Saray iktidarı artık toplumsal olayları engellemek isterken daha görünür kılınmasına yol açıyor. Krizleri çözmek yerine krizleri büyütecek bir beceriksizliğin içine düştüler.

HDP’nin "Darbeye Karşı Demokrasi Yürüyüşü"ne dönük engelleme girişimleri, bu eylemin tahmin edilenin ötesinde daha büyük yankı bulmasına, farklı görüşlerdeki muhalefet partilerinin desteklemesine neden oldu.

Baro başkanlarının Ankara’ya girmesine engel olununca dün Türkiye’nin çeşitli kentlerindeki adliyelerin önünde avukatlar başkanlarına destek eylemi yaptı. Dün akşamüstü İstanbul Barosu’nun bulunduğu İstiklal Caddesi "Feyzioğlu İstifa" sloganlarıyla inliyordu. Baro başkanlarının Ankara’ya sokulmaması durumunda Çağlayan Adliyesi önünde bugünden itibaren sürekli eylem yapacaklarını duyurdu İstanbul Barosu yönetimi.

Yargının üç ayağından ikisini, savcıları ve hâkimleri amansız bir baskı altına alan Saray iktidarı bir türlü ele geçiremediği savunmayı da teslim almak istiyordu. Ama belli ki bu sefer sert kayaya çarpmıştı. Barolar halkı savunuyorlardı ve bu haklarını iktidara teslim etmek niyetinde değillerdi.

Aydınlık bir gelecek vaat ederek Türkiye toplumunda kendi iktidarını sürdürebilmek için rıza üretemeyen Saray, bu kez bekası için baskıyla, zorbalıkla rıza üretme yolunu seçmişti.

Şimdi Saray iktidarının hedefinde işçilerin, emekçilerin kazanılmış hakları var. Güvencesiz, sigortasız, kıdem ve ihbar tazminatsız işçi çalıştırmanın önünü açmanın yolunu arıyor Saray iktidarı. Hedefine ulaşabilirse iktidar işçilerin işe iade davası açmasını dahi yasaklayacak.

Türk Tabipleri Birliği, meslek odaları da iktidarın tehdidi altında. Örgütlü toplumu dümdüz etmek istiyor Saray iktidarı. Hepsini iktidarın kulu kölesi yapmak istiyor.

Ankara’nın yolunu HDP bütün engellemelere karşın sonuna kadar açtı. Ardından baro başkanları Ankara’nın kapısına dayandı. Sırada kazanılmış haklarına göz dikilen işçiler, emekçiler; örgütleri etkisizleştirilmek istenen sağlık emekçileri, mimarlar, mühendisler var.
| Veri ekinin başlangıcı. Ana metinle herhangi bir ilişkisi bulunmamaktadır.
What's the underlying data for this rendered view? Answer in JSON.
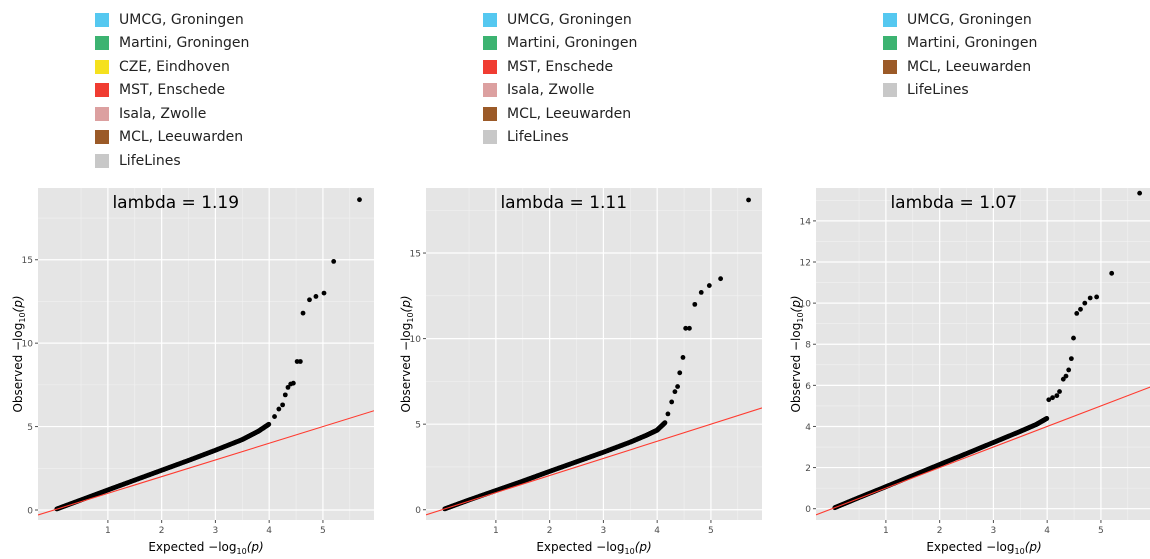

Aslında Saray kendi ayağına kurşun sıktı. Parlamentoyu etkisizleştirerek, Türkiye’nin pek alışkın olmadığı farklı zeminlerde hak arama yöntemlerini daha da meşrulaştırdı.

İlk adımı HDP attı. Ardından baro başkanları Ankara’nın kapısına dayandı. Sırada bekleyen çok farklı toplum kesimleri var. Saray’ın korktuğu başına geliyor. Her mağdur ettiği kesim "Bekle bizi Ankara" diye yola çıkacak.